Uma tríade, na música, refere-se ao conjunto de 3 notas musicais que estruturam a formação de um acorde. E da Trindade da música harmonia – melodia – ritmo, já ouviram falar? Não tarda muito começo também a falar nas Trindades Espírito-Alma-Corpo. Ah ah ah, eu bem avisei que o meu estado hoje é de paranóia. Vá, mais esta: Pai - Mãe - Filho. Eh eh eh, podia ficar aqui o dia todo a divagar...


Só mais esta: M.O.B.: Moreira, Olazabal, Borges.
Traduzido por miúdos podemos então dizer que MOB é constituído pela Trindade dos produtores de vinho Jorge Moreira (Poeira), Francisco Olazabal (Quinta do Vale Meão) e Jorge Serôdio Borges (Wine & Soul).

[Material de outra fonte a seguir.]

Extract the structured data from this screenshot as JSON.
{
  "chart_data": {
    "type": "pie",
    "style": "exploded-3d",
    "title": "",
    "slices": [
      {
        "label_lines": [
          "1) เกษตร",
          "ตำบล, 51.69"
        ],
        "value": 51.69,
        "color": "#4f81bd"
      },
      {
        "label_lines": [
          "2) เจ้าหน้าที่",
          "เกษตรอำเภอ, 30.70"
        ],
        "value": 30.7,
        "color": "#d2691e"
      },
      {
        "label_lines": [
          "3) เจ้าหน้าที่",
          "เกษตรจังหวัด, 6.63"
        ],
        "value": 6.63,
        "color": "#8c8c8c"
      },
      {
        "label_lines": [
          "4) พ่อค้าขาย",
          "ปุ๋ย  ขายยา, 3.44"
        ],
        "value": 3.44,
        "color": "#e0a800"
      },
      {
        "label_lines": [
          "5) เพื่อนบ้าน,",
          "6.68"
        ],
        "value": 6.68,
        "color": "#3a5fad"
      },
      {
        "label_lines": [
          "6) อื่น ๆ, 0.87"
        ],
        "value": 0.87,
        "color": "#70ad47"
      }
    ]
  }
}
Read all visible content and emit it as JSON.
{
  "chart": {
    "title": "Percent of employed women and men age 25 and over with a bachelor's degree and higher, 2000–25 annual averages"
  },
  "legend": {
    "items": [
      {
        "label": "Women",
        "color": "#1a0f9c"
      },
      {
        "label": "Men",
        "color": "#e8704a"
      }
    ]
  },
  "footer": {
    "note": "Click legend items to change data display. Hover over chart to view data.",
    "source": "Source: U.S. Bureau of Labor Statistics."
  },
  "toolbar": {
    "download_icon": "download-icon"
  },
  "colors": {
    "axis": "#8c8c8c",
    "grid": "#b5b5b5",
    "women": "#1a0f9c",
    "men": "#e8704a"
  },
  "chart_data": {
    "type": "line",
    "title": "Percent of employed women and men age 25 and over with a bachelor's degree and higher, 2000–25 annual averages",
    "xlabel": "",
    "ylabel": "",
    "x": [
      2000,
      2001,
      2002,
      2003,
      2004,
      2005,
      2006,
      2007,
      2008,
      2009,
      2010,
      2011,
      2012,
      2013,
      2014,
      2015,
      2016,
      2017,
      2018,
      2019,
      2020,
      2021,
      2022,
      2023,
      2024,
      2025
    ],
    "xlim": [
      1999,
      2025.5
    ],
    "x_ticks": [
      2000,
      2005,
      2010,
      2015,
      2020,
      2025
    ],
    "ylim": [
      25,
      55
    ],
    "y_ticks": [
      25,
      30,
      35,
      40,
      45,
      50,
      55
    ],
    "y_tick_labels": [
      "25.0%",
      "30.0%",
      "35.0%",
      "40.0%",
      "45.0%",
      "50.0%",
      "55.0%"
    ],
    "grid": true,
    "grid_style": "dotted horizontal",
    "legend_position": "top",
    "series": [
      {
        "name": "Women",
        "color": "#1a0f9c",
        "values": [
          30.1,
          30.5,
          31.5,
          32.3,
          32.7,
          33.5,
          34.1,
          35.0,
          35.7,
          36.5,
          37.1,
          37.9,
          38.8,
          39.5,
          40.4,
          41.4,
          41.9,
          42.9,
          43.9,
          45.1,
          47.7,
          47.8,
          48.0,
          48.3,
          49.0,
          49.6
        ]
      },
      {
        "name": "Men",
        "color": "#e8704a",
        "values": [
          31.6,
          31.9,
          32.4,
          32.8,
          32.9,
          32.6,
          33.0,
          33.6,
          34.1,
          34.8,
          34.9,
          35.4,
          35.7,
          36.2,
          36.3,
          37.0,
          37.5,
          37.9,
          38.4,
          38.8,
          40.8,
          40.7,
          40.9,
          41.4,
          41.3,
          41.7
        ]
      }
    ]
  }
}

Que tríade fantástica, este acorde criado pelos MOB, de tão redondinho que estava... entoou uma lindíssima cor granada brilhante, aromas a fruta delicada e uma mineralidade espectacular, algumas nota leves a especiarias finas e um certo pendor balsâmico, acidez moderada, leve e equilibrado.

Albert Einstein, como grande amante da música,  fez um paralelismo entre ela e a Matemática: “A Música, de tão perfeita, é pura como a Matemática; a Matemática, de tão simples, é deslumbrante como a Música. A Música parece uma equação; a equação bem formulada é cheia de harmonia e sonoridade”, direi eu o mesmo acerca deste vinho.